Strangles are similar to straddles, but use contracts that are out of the money when the trade is initiated. This makes the premiums of a strangle less expensive than the price of a straddle. Out of the money options are far from the market price. They are well above the market price for calls and well below the market price for puts.
To enter a long strangle position a trader purchases an out of the money call and an out of the money put option. Both the call and the put have the same expiration date and are for the same underlying instrument but they have different strike prices. Like a straddle, this strategy is used when a trader thinks that the market will make a large price move but isn’t sure on the direction. Because it uses out of the money options, it costs less to initiate than the straddle.
If a trader believes that the market is going to continue to trade with a range, bouncing between support and resistance levels, selling a straddle involving an out-of-the-money put and call, will allow the trader to pocket the premiums. Since the options have lower premiums, the profit potential of a short strangle is less than that of a straddle, while the risk remains unlimited.
Spreads involve the simultaneous purchase of one option and the sale of another option on the same underlying instrument. The concept behind this strategy is to reduce the cost of a position by selling short some options to fund the purchase of other options. This reduces the cost of the trade and limits risk.
Some strategies, like the backspread, involve buying and selling multiple contracts. This strategy requires knowing the estimated fair value of the options. If a particular option is overpriced relative to another option, you can benefit from that mispricing by selling the overvalued one. This strategy is generally used by more experienced traders.
For example, if a stock is trading at $40.00, you could sell a call at $42.50 for $3. The premium received could be used to buy two $45.00 calls at $1. If the stock makes a large move and rises to $45, this position would deliver a profit to the trader. If the stock makes a small move higher, the options are all likely to expire worthless. But the bullish trader using this strategy would have been able to establish their desired position without using any of their own trading capital.
In a backspread, the trader will end up owning more option contracts than they sold. Sometimes, it will cost more to buy the option than you receive in premiums for the contracts sold. But in all cases, the backspread will make it less expensive to open an options position.
Spreads can also be used to benefit from a market. An excellent way to hedge against potential losses is with a spread. To initiate a bull call spread, a trader purchases a call option, typically one that is at the money or slightly in the money. At the same time, the trader sells an out of the money option with a higher strike price. This strategy offers limited risk and limited reward but requires only a small amount of trading capital. Used in anticipation of a significant up move, the maximum loss is limited to the cost of the position while the maximum gain is the difference between the two strike prices.
Credit spreads result from selling options that are more expensive than the ones you’re buying. They derive their value from the time decay of the option premium and are a low risk strategy.
When establishing a credit spread, a trader simultaneously buys and sells options having two different strike prices.

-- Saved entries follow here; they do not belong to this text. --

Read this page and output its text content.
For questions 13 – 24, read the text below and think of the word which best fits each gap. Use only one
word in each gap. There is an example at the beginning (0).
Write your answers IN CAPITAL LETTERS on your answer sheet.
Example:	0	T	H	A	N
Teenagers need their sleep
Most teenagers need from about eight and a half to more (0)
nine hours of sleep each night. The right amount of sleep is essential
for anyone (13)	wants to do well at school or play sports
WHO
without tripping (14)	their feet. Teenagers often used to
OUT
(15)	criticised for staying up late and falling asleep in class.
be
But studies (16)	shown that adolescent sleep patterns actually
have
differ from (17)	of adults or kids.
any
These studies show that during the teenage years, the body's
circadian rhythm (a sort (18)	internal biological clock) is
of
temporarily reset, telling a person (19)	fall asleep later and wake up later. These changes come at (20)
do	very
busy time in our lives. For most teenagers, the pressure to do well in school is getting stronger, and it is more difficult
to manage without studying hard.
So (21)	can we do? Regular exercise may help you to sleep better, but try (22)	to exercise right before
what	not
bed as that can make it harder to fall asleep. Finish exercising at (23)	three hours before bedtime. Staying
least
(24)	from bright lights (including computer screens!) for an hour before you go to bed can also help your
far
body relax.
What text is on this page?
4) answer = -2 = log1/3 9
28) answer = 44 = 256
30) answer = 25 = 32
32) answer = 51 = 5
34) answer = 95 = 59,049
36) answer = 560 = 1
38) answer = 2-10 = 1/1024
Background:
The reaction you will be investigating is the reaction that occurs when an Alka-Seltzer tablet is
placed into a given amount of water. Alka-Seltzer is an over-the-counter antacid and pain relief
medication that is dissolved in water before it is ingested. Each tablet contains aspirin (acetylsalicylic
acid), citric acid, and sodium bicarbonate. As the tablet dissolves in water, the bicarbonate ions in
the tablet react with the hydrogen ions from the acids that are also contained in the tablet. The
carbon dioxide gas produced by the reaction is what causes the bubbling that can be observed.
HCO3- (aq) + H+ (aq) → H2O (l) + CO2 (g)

A bullish put spread involves selling a put below the current market price and then buying a lower priced put further below the market price. The profit is the difference between the price of the options and the risk is the difference between the strike prices of the options.
A trader who is bearish could open a credit spread by selling a call with a strike price above the market price while buying a call with price further above the market price. Again the profit and risk are limited.
More complex spread trades are also possible. Butterfly spreads are used by traders who believe a stock will not experience significant up or down moves in the near term. This strategy involves using three separate options contracts, making it a little more complex than the other spreads we’ve looked at. Using calls as an example, to initiate a butterfly spread, a trader would end up buying two separate call contracts and selling a third. You would buy one call at the lowest strike price, sell two calls at the middle strike price, and buy one call at the highest strike price. It could result in either a credit or debit spread after all those orders are executed.
Potential profits and risk are limited, but commissions can be significant. In this example, you would be opening positions in four option positions and commissions can rapidly eat away any profits.
A calendar spread or time spread is the sale of an option with a nearby expiration date and the simultaneous purchase of the same option, with the same strike price, that has an expiration date farther out in the future. The theory is that the time value of the near-term option will erode more quickly than the time value of the option that is more distant in the future. Should this occur, the spread between the prices of the two options will widen and you’ll make a profit as that occurs.
These strategies can help you achieve income with limited risk and usually require limited trading capital. That could be their greatest appeal since small traders can generate relatively high income with straddles, strangles and spreads.